Fiumicino: la plastica ripescata diventa panchine ed arredo urbano

Il pattume acquatico è stato tirato su ed affidato alle mani amorevoli di specialisti del riciclo che lo hanno trasformato in deliziose panchine ed oggetti di arredo urbano destinati al litorale laziale.

26 pescherecci, 2 anni di battute di pesca e 25 tonnellate di rifiuti.

E’ il risultato di una mega-campagna di recupero di materiale disperso in acqua – promossa tra gli altri dalla regione Lazio e da Corepla – dal titolo “Fishing for litter”.

Decine e decine di pescatori hanno raccolto, selezionato e recuperato distese infinite di rifiuti – specialmente plastici – dispersi in acqua.

Il pattume acquatico è stato tirato su ed affidato alle mani amorevoli di specialisti del riciclo che lo hanno trasformato in deliziose panchine ed oggetti di arredo urbano destinati al litorale laziale.
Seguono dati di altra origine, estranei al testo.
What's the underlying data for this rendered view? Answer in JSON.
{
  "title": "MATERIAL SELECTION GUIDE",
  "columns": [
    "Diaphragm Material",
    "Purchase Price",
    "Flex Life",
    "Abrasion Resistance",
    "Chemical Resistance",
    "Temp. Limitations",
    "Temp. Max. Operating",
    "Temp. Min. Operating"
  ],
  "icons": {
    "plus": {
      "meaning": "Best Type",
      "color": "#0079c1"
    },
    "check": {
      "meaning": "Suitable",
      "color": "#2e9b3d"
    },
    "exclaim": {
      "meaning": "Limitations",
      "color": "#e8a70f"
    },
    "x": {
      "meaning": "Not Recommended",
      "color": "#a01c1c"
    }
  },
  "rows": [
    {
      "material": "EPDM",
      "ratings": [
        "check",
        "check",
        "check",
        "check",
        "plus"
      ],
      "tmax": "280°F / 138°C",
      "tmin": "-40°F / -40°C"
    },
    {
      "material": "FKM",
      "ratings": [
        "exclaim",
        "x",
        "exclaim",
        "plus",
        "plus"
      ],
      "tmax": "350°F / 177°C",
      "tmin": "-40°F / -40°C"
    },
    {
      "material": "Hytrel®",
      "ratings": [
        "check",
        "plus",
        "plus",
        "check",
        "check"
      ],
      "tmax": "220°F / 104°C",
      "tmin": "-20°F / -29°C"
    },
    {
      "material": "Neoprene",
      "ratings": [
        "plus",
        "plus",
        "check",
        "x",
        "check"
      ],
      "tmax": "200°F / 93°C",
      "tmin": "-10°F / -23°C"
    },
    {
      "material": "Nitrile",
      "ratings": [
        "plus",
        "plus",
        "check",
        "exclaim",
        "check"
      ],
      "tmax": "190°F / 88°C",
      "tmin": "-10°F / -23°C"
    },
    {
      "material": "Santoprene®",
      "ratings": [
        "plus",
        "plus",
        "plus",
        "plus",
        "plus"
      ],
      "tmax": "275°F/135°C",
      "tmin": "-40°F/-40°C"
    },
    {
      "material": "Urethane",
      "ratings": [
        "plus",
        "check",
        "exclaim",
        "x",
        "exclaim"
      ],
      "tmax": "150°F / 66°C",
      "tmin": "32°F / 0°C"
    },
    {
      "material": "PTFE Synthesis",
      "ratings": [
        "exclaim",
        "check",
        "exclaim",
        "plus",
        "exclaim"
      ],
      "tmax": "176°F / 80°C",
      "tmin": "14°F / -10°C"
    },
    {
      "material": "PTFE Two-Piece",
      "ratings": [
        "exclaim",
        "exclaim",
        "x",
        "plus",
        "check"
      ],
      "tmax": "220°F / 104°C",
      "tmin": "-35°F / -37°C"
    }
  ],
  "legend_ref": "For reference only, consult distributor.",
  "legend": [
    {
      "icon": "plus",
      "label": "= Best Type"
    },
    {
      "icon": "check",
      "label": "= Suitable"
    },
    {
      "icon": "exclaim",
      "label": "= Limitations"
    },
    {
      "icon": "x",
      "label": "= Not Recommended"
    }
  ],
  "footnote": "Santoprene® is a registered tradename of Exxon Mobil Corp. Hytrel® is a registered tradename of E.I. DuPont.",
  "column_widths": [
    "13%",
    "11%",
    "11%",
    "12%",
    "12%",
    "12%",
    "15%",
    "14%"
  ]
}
Oggetti di ogni genere, dannosi per l’ecosistema marino e per i suoi abitanti, hanno trovato nuova utilità grazie all’impegno ed alla collaborazione tra le diverse anime della comunità.

Il mare – sempre più sfruttato e bistrattato  – si è, per un attimo, ripreso il ruolo ancestrale di “culla della vita”. Biologica o plastica che sia.

Un esempio – semplice e funzionale – di recupero ad impatto zero che sarebbe meraviglioso riproporre in tutto il paese.

Chi ha voglia di provarci?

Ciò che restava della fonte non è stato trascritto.